Of course, Ms Arroyo has her own agenda for asking media to "toe the line," in Magtoto's words. But I have heard many well-meaning readers or viewers as well suggest the same thing for many reasons, not least to improve the national image. I remember again the group in Singapore that protested the airing of the Philippine TV program "Probe" there on grounds that many of its episodes (pedophilia, child prostitution, garbage) portrayed Filipinos in an unflattering light. Well, it is not the job of journalists to improve the image of the country, it is their job to tell things reasonably accurately. The job of improving the country's image belongs to PR practitioners or spin doctors who, in these days particularly, are able to do it only by rumor-mongering. See above.

In the end, the judgments of positive or negative, constructive or destructive, are alien to journalism. The only judgment that can and should apply to it is truthful or deceitful. The only good news in fact is the one that tells the truth -- with the small letter "t", or what can be ascertained with reasonable diligence -- about life as it unfolds, whether tragic or comic, whether a source of grief or laughter.

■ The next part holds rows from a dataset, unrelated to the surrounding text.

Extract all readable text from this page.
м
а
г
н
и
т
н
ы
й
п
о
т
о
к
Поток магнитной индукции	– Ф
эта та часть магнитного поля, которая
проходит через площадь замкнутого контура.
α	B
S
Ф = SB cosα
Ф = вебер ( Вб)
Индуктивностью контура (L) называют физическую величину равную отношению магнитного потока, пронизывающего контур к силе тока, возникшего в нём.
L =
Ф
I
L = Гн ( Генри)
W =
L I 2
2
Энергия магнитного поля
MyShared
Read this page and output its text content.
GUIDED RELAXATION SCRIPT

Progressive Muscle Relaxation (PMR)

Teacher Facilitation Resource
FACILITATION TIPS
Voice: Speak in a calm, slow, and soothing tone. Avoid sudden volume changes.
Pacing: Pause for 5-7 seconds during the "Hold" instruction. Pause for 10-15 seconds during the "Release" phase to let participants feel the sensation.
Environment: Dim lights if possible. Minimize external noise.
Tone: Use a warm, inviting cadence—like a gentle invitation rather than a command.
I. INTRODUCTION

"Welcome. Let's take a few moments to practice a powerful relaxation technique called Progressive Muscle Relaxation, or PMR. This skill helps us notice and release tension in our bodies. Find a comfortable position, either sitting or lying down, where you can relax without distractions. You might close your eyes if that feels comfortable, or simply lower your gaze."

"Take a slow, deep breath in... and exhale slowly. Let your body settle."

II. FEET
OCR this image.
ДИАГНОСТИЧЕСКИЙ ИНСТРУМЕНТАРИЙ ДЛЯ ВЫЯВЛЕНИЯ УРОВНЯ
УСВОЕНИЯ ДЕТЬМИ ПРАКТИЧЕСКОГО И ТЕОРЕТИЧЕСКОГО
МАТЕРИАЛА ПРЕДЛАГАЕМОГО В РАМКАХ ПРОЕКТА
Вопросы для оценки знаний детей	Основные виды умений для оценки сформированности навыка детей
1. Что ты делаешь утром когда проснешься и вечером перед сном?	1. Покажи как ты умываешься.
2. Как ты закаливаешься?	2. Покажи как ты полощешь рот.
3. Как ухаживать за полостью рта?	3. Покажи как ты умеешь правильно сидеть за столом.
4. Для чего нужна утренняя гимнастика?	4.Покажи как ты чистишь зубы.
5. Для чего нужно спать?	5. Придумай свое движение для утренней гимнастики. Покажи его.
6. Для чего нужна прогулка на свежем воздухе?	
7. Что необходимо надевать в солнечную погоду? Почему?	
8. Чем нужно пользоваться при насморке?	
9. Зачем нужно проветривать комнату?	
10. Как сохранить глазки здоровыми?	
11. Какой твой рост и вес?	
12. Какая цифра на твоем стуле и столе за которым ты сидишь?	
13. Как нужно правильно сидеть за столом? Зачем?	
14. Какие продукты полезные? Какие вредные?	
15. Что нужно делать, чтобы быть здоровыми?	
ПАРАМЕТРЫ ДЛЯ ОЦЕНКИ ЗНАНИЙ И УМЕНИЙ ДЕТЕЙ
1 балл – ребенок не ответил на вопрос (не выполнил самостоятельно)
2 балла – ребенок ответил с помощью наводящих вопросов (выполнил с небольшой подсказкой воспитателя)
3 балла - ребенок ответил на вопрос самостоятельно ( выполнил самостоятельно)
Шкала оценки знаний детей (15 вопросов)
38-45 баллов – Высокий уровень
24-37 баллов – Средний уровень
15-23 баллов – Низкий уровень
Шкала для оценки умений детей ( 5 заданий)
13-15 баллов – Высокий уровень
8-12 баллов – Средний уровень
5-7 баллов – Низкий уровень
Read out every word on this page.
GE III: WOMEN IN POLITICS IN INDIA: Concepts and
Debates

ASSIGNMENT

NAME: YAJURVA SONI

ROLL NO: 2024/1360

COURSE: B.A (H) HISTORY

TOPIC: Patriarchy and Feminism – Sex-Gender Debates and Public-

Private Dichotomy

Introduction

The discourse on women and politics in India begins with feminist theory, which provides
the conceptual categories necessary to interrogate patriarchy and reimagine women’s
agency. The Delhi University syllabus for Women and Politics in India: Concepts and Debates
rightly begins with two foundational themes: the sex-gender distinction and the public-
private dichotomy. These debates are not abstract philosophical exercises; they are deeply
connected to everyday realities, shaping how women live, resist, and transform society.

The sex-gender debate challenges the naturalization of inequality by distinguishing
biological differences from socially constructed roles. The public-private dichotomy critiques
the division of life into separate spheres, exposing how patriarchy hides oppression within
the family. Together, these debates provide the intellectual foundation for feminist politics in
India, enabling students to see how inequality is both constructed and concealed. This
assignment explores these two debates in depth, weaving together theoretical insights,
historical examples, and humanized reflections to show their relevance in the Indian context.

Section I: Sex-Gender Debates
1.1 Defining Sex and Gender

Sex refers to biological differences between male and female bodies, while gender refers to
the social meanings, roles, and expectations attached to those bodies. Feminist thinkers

I did say when I wrote about the "Probe" case that the group in Singapore was missing the point. The "Probe" reports, for all the seamy side of life in these parts that they exposed, did give the country a very good image. They did give Filipinos, in Singapore and elsewhere, a reason to be proud of their country. They did so by showing the world this country had a free press. Which was more than could be said for many parts of that world.

Untruth, even of the feel-good variety, has never been known to set people free. It can't be very good news to anyone.